3月4日(土)より、ニコラウス・ゲイハルター監督最新作品『人類遺産』が公開されます。

 

日本で約10万人を動員した大ヒット作『いのちの食べかた』(2005)が記憶に新しいゲイハルター監督。本作では朽ちゆく“廃墟”にフォーカスしていますが、撮影期間になんと4年もの歳月を費やし、世界70か所以上(!!)に及ぶ廃墟にカメラを向け続けたといいます。

日本でも空前の「廃墟ブーム」が訪れている昨今。映画のロケ地としても有名な長崎県・端島(軍艦島)をはじめ、実際に廃墟へ足を運ぶマニアは後を絶ちません。この映画はそういった“廃墟”の魅力に取り憑かれてしまった人にとって、まさに「垂涎モノ」な映像のオンパレードとなっています。

人類遺産

無音楽・無ナレーションで繰り広げられる数々のドラマ

しかし誤解してはならないのは、この『人類遺産』が単なる「美しい廃墟の映像集」ではないということです。

この作品の最大の特徴は、無駄な音が一切省かれているということ。

センチメンタルな音楽が流れることもなければ、余計な説明をダラダラと述べるナレーションがつくこともありません。鑑賞者である私たちは、微かに聞こえてくる雨粒の音や風の音に耳を澄ませ、廃墟に僅かに残された息遣いや、何かの気配に、全神経を集中させることができるのです。

人類遺産

ドキュメンタリー映画『いのちの食べかた』でも「無音楽・無ナレーション」という斬新な手法をとっていたゲイハルター監督。しかし『人類遺産』において新たな試みであった点は、「人間が一切登場しない」ということでした。彼はなぜ、今回のような静物的な作品においても、あえて同様の演出をとることとなったのでしょうか。それは、この作品が単なる「ドキュメンタリー」の枠を超越していることに起因します。

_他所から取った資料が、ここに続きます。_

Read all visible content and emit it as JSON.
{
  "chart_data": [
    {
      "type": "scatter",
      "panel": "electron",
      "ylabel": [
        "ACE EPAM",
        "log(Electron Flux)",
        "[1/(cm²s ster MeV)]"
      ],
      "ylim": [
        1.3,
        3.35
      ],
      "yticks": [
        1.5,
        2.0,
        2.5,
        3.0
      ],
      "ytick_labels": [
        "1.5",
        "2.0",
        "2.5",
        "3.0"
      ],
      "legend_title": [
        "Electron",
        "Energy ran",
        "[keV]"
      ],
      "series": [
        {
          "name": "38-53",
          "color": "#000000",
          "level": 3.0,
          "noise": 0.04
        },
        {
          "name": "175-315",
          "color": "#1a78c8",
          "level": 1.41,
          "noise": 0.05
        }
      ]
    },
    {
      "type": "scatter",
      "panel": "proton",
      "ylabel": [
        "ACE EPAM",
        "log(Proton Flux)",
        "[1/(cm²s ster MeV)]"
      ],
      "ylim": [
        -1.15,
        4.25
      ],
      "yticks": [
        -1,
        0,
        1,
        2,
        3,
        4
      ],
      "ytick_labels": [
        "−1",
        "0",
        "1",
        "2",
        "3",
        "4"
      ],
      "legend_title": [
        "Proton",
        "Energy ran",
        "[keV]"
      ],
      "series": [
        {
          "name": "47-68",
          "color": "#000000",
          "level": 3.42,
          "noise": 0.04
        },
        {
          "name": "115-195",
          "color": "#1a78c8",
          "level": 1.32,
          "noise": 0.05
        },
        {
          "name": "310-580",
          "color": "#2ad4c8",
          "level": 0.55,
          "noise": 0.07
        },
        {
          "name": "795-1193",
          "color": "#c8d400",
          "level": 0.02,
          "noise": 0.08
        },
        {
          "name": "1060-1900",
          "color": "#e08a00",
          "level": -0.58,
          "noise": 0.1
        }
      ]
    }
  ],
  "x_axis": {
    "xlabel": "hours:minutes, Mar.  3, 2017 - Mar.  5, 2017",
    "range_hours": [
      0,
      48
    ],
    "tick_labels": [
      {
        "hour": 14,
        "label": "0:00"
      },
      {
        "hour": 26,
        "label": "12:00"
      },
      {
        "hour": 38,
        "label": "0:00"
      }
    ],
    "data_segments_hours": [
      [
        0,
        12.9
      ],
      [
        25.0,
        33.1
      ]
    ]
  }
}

かつて人間が作り出し、何らかの事情によって放置されることとなった廃墟たち。私たちはこの映画を通し、数多の廃墟から様々な「ドラマ」を感じることになります。

各々の事情をその廃墟の姿から感じ取るうえで、感情的な演出は邪魔なものにほかなりません。実際、監督は制作にあたり「人間が出す人工的な音を加えたくなかった」と述べています。私たちは廃墟に潜むコンテキストを、視覚的なヒントを頼りに必死で探りよせなければならないのです。

登場するそれぞれの廃墟について、この映画から何か具体的な情報を得られるわけではないため、その意味ではドキュメンタリーの役割を果たしていないと言われるかも知れません。同じ廃墟の映像を観ていても、その場所のエピソードをすでに知っている人は、残酷さや切なさを感じるかもしれません。一方で背景を何も知らない人にとっては、その建物や場所が廃れるまでのノスタルジックなイメージを想起させるでしょう。

もちろん、その場所が辿ってきた具体的なストーリーに興味を持たせることも、監督の制作意図の一つではありますが、それ以上に「廃墟の風景と向き合い、対話をする」ことこそが、この映画の目的であり意義となっています。

『人類遺産』はドキュメンタリーというよりもむしろ、まるで私たちを一枚のファンタジックな絵画と対峙させるかのような、フィクション的側面をもった作品なのです。

映像から感じる「廃墟」になる前の時代の息遣い

人類遺産

そもそもなぜ人は廃墟に惹かれるのでしょうか。

例えば、作中では荒廃したジェットコースターが海辺に佇む様子や、人・車の影がまったく見えない道路などが次々と登場します。まるで世界の終わりが訪れたかのような荒廃ぶりに、人々はホラー、ファンタジー、アクションなど多種多様なストーリーを重ねることでしょう。

本来であればその場所に人々の往来があったにも関わらず、今や人間の姿はありません。なかには草木に覆われていたり、壁面が崩れているものもあります。

しかし、そこに建物が存在しているということは、かつて多くの人がその場所を訪れていて、様々な営みや、ドラマを繰り広げていたという証拠になります。私たちは廃墟を通し、「そこに確かに存在した」人間たちの姿と向き合うことになるのです。そういった「不在の在」の息遣いを感じ取ることが、廃墟の最大の魅力ではないでしょうか。

そして『人類遺産』は、「不在の在」が遺していった痕跡を、余計な演出を排除することで浮かび上がらせる作品なのです。

『人類遺産』をスクリーンで観ずにどこで観る?

実は、日本にも多くの廃墟が存在します。バブル時代に隆盛を極めたリゾートホテルや、使われなくなった工場などなど。“いわくつき”のホラースポットとして語られることもあれば、観光地として話題となる場所もあります。しかし、廃墟の中には足場が崩れかけているような危険な場所もあり、軍艦島のように観光地として整備されているスポット以外は、実際に訪れるのは非常に難しいのです(無断で立ち入ると不法侵入罪に問われることも)。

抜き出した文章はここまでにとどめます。